今の席のおかげで、私は普通に会話できるようになった。本当は、普通に見えるように、が正しい。心の中はいつも、ぎゅうぎゅうと締め付けられていた。それでも、笑顔で話せるようになったのは、自分でもすごいと思う。私は兵助のことを久々知くんと呼んだ。兵助も、私のことを名字で呼んだ。昔と違う呼び方が、別人の名前を呼んでいるようで、少しだけ辛さを緩和した。しかしある日。授業中寝ていて、休み時間まで起きなかった私を、隣の席の兵助が揺さぶった。
「授業、終わったぞ」
「う、ん…兵助…」
寝惚けていた私は、自らの言葉で一気に意識が覚醒するのを感じた。決して実際に口に出すことはなかった名前。兵助の顔を見ると、口を開けて私を見ていた。都合の悪いことに、今の休みが昼休みだったせいで、お昼を一緒に食べる為にみんなが兵助の机に集まっていた。変な誤解を受けて話にくくなるのは嫌だ。せっかく現世でも話せるようになったのに。私は寝起きの頭をフル回転させ、言い訳を考える。
「あの、ごめん、私…」
「…ハニー」
「え?」
兵助が、私の名前を呼んだ。その呼び方は、ストン、と自然に私の中に入ってくる。私が兵助って言ったから名前で呼んだだけ?しかし、兵助の周りの三人も、驚いて私達を見ていた。
「あ…あのさ、一つ聞いて、いい?」
ぽつり、と兵助が言った。それは私だけじゃなくて、他の三人にも向けられていた。なんとなく、緊張した雰囲気が漂う。
「俺達さ、昔、会ったことないか?」
その言葉だけで、じわっと涙が出てきた。八がガタッと椅子を鳴らして立ち上がった。
「もしかして、お前、兵助、覚えてんの…?」
八もどこか、探り探りという感じであった。もし違ったら全くの変人だ。しかし、さっきまで八も兵助を久々知と呼んでいたのに、急に兵助と呼んだのだ。呆然としていた雷蔵が、小さく呟いた。
「忍術学園…の、こと?」
もう耐えられなかった。涙が頬を伝う、なんて優しいもんじゃなく、大粒の涙がぼたぼた落ちた。八は興奮して、うわー!と大声をあげた。兵助も泣きそうな顔で笑った。三郎は雷蔵に抱き着いていた。クラスメイト達は、突然のことに驚いて私達を見ていたけれど、気にはならなかった。みんな、本当は覚えていたなんて。信じられない。
「な、なぁ、本当に本当なんだよな…?」
「本当に本当だよ、八!」
「じゃあ三郎、俺の委員会覚えてるか?」
「生物だろ!兵助は、俺の委員会わかる?」
「わかるよ、学級委員長委員会だ!雷蔵は…」
「図書!図書だよね!」
「うん…!ハニーは作法委員だよね」
「兵助は、火薬、だろ?」
八が突然、私達四人を纏めて抱き締めた。クラスメイト達がギョッとして、ざわめくのが聞こえた。

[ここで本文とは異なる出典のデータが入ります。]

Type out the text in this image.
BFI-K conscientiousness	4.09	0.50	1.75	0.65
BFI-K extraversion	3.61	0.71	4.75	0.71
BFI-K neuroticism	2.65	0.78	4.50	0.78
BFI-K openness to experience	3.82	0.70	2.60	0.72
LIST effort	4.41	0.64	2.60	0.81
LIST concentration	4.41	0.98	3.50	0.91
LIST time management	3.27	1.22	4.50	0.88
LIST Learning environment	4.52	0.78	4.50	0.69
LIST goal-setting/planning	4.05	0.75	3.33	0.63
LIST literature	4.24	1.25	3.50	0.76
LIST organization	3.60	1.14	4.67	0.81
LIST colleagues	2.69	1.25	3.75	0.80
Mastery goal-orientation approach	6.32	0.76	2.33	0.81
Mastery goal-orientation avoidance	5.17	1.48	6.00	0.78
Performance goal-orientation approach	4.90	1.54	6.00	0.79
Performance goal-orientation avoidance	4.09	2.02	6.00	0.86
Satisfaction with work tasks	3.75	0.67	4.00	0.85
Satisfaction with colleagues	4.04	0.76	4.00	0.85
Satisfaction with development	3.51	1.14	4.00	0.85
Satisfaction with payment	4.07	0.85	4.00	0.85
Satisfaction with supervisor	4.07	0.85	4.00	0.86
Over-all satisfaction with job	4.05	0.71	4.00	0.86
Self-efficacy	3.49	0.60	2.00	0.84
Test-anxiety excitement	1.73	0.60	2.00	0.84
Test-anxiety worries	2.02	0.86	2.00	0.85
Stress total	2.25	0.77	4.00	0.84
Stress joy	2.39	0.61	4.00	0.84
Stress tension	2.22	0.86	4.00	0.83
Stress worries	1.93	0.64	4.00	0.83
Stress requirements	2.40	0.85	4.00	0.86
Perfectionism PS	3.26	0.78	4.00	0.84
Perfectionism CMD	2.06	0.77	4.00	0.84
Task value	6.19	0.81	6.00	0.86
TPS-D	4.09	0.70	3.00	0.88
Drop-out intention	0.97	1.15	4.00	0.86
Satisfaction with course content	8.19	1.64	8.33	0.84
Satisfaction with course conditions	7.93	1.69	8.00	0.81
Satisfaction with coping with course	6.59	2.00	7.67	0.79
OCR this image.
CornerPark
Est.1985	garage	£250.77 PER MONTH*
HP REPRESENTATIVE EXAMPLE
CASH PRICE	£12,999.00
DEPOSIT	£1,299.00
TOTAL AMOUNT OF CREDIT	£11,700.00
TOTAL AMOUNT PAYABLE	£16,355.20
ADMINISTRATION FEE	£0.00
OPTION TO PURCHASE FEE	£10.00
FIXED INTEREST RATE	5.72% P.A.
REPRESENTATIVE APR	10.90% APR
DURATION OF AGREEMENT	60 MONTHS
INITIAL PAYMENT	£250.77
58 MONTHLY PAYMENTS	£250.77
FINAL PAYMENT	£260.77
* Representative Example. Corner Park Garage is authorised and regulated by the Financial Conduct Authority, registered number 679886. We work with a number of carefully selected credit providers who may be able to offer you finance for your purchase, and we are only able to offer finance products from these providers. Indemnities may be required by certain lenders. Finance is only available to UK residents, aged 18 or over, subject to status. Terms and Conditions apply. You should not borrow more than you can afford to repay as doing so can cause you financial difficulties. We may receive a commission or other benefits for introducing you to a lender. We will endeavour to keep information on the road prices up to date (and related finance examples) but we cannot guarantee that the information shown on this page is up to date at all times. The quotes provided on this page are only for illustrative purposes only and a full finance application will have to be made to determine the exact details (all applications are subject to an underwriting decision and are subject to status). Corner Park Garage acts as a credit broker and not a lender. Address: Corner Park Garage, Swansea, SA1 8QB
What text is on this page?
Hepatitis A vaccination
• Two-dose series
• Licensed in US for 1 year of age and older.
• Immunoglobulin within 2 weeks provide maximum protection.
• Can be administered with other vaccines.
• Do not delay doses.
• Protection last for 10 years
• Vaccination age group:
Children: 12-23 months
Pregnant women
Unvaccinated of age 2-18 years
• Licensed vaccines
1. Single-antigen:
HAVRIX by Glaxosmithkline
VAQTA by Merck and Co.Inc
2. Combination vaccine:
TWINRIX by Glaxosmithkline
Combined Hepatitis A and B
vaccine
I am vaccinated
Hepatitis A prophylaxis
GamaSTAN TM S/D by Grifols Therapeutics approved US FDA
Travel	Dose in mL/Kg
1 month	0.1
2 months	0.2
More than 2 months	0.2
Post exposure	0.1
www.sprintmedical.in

「なんだよー!これまでどんだけ必死に隠したと思ってんだよ!」
「知ってたなら、誰か言えよな!」
八と三郎が口々に言う。みんな思いは同じだったのだ。
「だって、僕の中学に木下先生がいたんだけど、何も覚えてなかったんだ。だからみんなも、そうなのかなって…」
「私も!伝七くんが記憶なかったから…みんなに初めましてって言われるのが嫌で…!」
「俺のバイト先も、記憶なかったけど食満先輩いたぞ!」
もう、私達みんな、大興奮だった。五百年近く会ってなかった、大切な仲間に、やっと会えたのだ。今まで辛かったことが全部どうでもよくなった。心が満たされた。
「ねえハニー…いきなりどうしたの?」
お弁当箱を持って私の席に来た友達が、恐る恐る尋ねた。私は涙でぐしゃぐしゃなままの顔で、最高の笑顔で言った。
「私達、昔仲がよかったの。みんな忘れてると思ってたんだけど、忘れてないってわかって」
「昔って…小さい頃、遊んでたとか?」
「そんな感じかな!」
「ハニーのそんな幸せそうな顔、初めて見たよ」
友達が、くすくすと笑った。うん、今私、友達にもわけてあげたいくらい幸せ。五百年、みんなに会えるのを、またこうして笑い合える時を、ずっとずっと、待ってたんだよ。